Friday, July 24, 2020

Supervisor Frost fathoms the depths of untruth...again!

Returning to her perennial lament, echoing President Trump, Supervisor Frost writes she is concerned that the recent move to release people from prison in the pandemic will lead to a surge in crime, and she certainly wants no sentence reductions as mandated by California's recent propositions 47 and 57. Yet the 7/6/2020 Sacramento Bee says: "The violent crime rate in the four-county Sacramento region fell to its lowest level in at least 35 years during 2019, according to new statistics from the California Department of Justice."... long after those propositions passed.

Despite that decline in crime, and a decline in arrests, Supervisor Frost recently voted to expand the County Jail --for $89 million!--even though she complains the County does not have enough in financial reserves.

And don't get me wrong, despite declining crime and arrests, the jail is full--or at least it was until the current pandemic. The trouble is that 60% of those in jail were convicted of nothing more than being unable to afford bail. Yep. It's illegal to be poor in Sacramento!

The trouble with Supervisor Frost's continual cry of "wolf!"...er, I mean "crime!" is not just that it's untrue, it's so manifestly unproductive.
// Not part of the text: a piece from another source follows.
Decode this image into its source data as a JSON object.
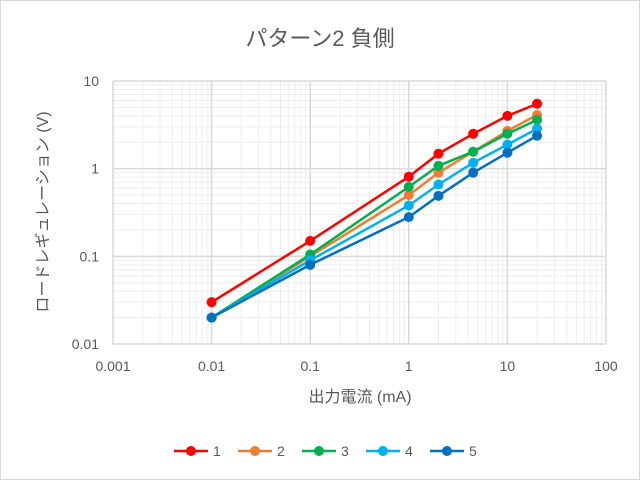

All she promises is that the beatings will continue until morale improves. Is there any crime, or perhaps an uptick for last week? Then we must increase our army of occupation...er, I mean police...and make penalties even more draconian! In this area, she is the one-trick pony of supervisors.

The trouble with "tough on crime" is that the U.S. has been trying it since Richard Nixon vied with Nelson Rockefeller for the Republican presidential nomination. New York recently repealed the Rockefeller drug laws, incidentally. But as a consequence of being "tough" on crime, the U.S. now has 25% of the world's prisoners even though its population is only 5% of that same planet. Per-capita, demographically-identical Canada incarcerates roughly one seventh as many prisoners as the U.S. So is Canadian crime so much worse that in the U.S? Nope. About the same.

As Anatole France once said: "The law, in its majestic equality, forbids the rich as well as the poor to sleep under bridges, beg in the streets, and steal bread." Supervisor Frost proposes her one trick--increasing the beatings--at the end of a bipartisan, multi-generational effort to cut funding for social safety nets. No matter how many troops she calls in, people who have nothing to lose will always threaten her Karen-infested world. She can close her eyes to this, even stop up her ears, but being blind and deaf is hardly a winning life strategy, never mind the premise for good public policy.